Big Mac Will Shun Debate

by Jackie Block

East Grinstead Observer Wednesday 2 October, 1996; UK

Press Index

Burger chain McDonald's has turned down the chance to speak at a public meeting on Thursday organised to discuss the controversial scheme to turn the White Lion pub into a drive-thru restaurant.

Mr David Ward, communications officer for London North and South, told the Observer: "We do want to listen to the views of all sections of the local community, but we don't want to attend a large public venue where we would have to give an immediate response.

"We would prefer to listen to people's views, digest them and then respond to their concerns."

Mr Ward said he would like to hear a summary of the objections "in a more controlled environment" and has suggested a meeting of two McDonald's representatives and two from the East Grinstead Coalition Against the McDonald's Plan on neutral territory.

But protestor Richard Tassell said he wanted an open meeting with the public present to hear any comments made.

"It is disappointing, as I wanted McDonald's to put forward their point of view in order to be as fair as possible," he said.

Mr Tassell added that McDonald's will be represented at the meeting in spirit however, as a dummy with Ronald McDonald clown mask will be sitting on stage along with the speakers at the forum, which takes place tomorrow (Thursday) at Meridian Hall, East Court, starting at 7:30pm.

Those scheduled to speak on the plan will be local green campaigner Adrian Salmon and county-councillor Dorothy Hatswell.

Both are expected to object to the plan, which got town council backing on September 9, on environmental and traffic grounds.

Meanwhile, director of the White Lion pub in London Road, Shah Afshar, has said it is almost certain his stepfather Kummas Khazaie will agree to sell the pub to the fast food chain, despite efforts on his part to persuade him otherwise.

"For us, the White Lion is our livelihood but it has never been the about the money - it's about creating a lovely atmosphere and seeing people enjoy themselves," he said.
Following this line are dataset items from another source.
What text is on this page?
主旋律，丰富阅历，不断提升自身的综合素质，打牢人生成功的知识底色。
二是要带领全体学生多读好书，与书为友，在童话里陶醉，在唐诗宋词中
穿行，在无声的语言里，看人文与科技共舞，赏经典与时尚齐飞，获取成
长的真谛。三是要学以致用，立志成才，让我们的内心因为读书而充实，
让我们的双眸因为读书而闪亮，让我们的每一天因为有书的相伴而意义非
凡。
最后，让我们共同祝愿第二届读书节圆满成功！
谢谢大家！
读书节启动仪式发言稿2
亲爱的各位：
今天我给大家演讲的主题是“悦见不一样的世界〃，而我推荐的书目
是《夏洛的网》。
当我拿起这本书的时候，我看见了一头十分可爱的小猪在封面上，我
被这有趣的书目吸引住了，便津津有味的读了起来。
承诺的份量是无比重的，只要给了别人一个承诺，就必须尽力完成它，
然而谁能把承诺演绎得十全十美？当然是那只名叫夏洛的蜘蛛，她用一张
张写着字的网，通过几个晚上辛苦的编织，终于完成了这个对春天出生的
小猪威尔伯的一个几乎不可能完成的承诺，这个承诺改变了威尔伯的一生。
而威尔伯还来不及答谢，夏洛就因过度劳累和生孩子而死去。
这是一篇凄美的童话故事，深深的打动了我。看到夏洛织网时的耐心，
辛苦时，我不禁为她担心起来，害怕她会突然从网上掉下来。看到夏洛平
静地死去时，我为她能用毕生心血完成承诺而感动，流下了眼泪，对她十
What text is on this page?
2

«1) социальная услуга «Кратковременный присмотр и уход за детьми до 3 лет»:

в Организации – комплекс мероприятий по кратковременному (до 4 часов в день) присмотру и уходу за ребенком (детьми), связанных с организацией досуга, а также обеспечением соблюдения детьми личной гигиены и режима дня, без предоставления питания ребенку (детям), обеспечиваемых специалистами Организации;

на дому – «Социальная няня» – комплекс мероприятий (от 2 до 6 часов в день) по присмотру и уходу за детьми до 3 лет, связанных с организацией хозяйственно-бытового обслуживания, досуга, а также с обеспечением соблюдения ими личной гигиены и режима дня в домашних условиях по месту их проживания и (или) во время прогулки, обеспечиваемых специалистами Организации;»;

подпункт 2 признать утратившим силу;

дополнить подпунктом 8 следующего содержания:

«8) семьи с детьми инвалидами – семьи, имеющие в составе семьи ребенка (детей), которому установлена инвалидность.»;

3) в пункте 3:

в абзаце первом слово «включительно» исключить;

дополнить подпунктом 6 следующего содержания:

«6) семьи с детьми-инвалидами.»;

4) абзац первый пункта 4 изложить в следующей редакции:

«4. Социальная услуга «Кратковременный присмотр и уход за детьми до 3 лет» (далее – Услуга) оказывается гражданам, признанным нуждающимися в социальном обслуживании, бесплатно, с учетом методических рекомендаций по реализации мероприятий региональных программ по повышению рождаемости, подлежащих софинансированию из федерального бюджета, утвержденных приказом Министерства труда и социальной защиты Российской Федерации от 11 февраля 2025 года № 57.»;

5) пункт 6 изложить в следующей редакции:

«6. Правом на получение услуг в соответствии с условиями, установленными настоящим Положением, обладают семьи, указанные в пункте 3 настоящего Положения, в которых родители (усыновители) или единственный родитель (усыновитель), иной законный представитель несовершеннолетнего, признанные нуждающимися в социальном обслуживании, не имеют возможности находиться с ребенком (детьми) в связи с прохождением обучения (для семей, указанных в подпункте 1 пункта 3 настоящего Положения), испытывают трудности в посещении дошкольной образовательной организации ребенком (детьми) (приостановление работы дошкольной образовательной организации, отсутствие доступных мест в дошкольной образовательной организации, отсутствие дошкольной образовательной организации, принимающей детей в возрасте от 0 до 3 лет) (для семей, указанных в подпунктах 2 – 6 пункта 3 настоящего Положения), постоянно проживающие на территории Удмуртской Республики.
"We like it here and want to stay, but the decision rests with my step-father, although I will keep trying to change his mind right up to the last minute."

If McDonald's scheme does get the go ahead from the district council, and the pub is sold to the burger chain, then Shah said he would make sure his staff were looked after.

"They are more than staff, they are friends and I have a responsibility towards them," he said.

  • The results of a traffic survey carried out by McDonald's protestors and local schoolchildren on Friday have revealed an increase in traffic using the A22 turn-off towards Sainsburys, compared with before the supermarket was built.

    In a submission to Mid Sussex District Council, Richard Tassell says this information shows that a McDonald's drive-thru is likely to bring as much extra business into the town centre as the supermarket has - ie. little or none.